When outgoing AU Chair Paul Kagame assumed the leadership of the African Union, one of his objectives was to make the entire continent a trade free area among African nations. According to Kagame, this was very imperative and presented as a catalyst to boost Africa’s economic growth and development (Africa’s agenda 2030 and 2063).
African Continental Free Trade Area (AfCFTA)

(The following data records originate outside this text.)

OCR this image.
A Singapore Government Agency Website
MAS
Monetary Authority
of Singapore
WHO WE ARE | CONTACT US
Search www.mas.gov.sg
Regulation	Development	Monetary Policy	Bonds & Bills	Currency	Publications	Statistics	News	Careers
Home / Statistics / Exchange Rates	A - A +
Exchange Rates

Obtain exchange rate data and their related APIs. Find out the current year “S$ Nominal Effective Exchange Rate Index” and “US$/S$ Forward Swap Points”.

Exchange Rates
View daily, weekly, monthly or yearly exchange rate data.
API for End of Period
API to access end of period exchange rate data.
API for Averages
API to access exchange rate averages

From its name, the African Continental Free Trade Area is an economic initiative of African leaders (African Union) to establish a free trade zone among Africa’s 55 nations. This project came to light in 2018, when Presidents and heads of governments assembled in Kigali Rwanda. Lamenting on the fact that less than 20% of Africa’s trade is within, Kagame underlined that if leaders can prioritise and sign the free trade area agreement, making a tariff-free zone between nations, then doing business won’t be an issue of contention in Africa. As anticipated by the AU stakeholders, member states are obliged to remove tariffs from 90% goods. This new dispensation seeks to ensure easy circulation of goods and services across African territories. The AU believes that the AfCFTA if materialized, will present a leading free trade area since the realization of the World Trade Organisation, citing membership. AU leaders forecast an African commercial platform of over 1.2 billion people with a GDP of 2.5 trillion U.S. dollars. As per the UN Economic Commission for Africa, the AFCFTA will enhance intra-African trade by 52% by 2022
Signatories of the African Continental Free Trade Area
After series of deliberations which begun in 2013, the year 2018 was remarkable as 49 out of the 55 countries have signed the African Continental Free trade area agreement. However, countries like Nigeria, Zambia, Benin, Guinea-Bissau, Botswana and Eritrea are yet to sign the accord. For Nigeria, a strong economic giant to sign the deal, its business class needs to be fully concerned.
Before the AU can boast of a milestone concerning Afcfta, a total of at least 22 member states need to ratify the agreement for it to go operational or materialized. As of January 2019, about 18 out of the 49 signatories had ratified the deal including, Rwanda, Guinea, eSwatini (Swaziland), Kenya, Niger, Ghana, Chad, Ivory Coast, South Africa, Sierra Leone among others.
In one of his speeches, President Kagame said the African Continental Free Trade Area won’t deprive member states of commercialising with international business partners, but a boost to continental trade. Lately, one of Africa’s renowned C.E.O and business magnate Tony Elumelu reiterated the need for Africa to emulate the ‘’other world’’ and enhance trade deals among member states to promote real economic development. Even though the leaders have not undermined the challenges that come with free trade or trade liberalisation, where already made nations benefit more at the expense of emerging states, a more concerted and well-managed trade among African states is a great milestone towards achieving its development agendas and giving the continent a good economic position in the world.